To start, I would read up on this incredibly informative SO post on preventing SQL injection in PHP, as many of the principles apply: How can I prevent SQL Injection in PHP?

Additionally, because you are working with SQL Server, I would consider creating a stored procedure and running it with the EXEC command in T-SQL and passing your column name as a parameter (since your query seems to only dynamically change based on the column), similar to this MSSQL Docs example Execute a Stored Procedure and using this SO thread for dynamically changing a query based on a parameter Can I Pass Column Name As Input...

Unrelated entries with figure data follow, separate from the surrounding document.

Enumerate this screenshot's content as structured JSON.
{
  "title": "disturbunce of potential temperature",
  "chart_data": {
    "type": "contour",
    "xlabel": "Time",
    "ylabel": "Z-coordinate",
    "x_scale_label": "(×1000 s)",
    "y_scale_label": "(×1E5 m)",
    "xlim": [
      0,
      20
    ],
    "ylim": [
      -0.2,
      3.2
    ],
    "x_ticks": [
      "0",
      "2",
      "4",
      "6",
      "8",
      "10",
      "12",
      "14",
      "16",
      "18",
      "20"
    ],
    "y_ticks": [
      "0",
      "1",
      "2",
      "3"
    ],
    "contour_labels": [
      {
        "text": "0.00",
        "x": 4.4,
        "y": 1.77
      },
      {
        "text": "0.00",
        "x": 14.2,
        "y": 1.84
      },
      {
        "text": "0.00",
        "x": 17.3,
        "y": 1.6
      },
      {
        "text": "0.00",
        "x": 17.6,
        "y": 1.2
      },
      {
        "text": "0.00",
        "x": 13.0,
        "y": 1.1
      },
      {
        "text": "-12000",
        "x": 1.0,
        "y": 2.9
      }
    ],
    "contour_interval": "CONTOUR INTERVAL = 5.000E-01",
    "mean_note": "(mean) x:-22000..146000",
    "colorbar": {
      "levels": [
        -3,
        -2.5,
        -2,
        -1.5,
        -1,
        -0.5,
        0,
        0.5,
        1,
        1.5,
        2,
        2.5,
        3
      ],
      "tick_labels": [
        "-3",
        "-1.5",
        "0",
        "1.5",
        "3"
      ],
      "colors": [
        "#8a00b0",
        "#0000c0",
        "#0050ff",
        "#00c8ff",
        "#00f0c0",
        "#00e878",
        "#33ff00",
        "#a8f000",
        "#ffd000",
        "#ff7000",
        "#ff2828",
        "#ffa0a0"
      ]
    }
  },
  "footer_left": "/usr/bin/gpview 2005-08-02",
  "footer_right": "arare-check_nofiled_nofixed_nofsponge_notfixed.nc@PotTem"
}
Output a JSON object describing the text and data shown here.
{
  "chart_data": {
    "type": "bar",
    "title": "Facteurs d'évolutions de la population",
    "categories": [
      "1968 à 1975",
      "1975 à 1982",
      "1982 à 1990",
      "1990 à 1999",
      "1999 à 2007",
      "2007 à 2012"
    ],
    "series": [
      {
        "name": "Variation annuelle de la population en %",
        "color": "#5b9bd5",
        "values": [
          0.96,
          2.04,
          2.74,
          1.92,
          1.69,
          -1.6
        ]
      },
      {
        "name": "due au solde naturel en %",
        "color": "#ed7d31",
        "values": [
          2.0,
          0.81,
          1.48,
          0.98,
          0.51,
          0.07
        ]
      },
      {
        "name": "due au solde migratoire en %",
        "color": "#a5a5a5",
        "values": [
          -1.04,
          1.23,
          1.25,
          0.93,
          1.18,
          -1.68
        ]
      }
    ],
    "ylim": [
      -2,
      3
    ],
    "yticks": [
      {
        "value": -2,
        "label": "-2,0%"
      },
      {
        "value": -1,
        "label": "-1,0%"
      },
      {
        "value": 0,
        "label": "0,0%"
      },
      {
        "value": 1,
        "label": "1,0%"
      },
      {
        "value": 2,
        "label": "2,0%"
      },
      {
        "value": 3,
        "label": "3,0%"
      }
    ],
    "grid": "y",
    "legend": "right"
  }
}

Doing so this way will help you to obscure your code from prying eyes and also secure it from injection attacks as you will be able to validate that the input matches what you expect.

Finally, consider using a drop-down list of columns to choose from so that the end user can only pick a pre-defined set of inputs and thus make your application even more secure. This approach as well as obscuring the code in a stored procedure will help also make it much easier to push out updates over time.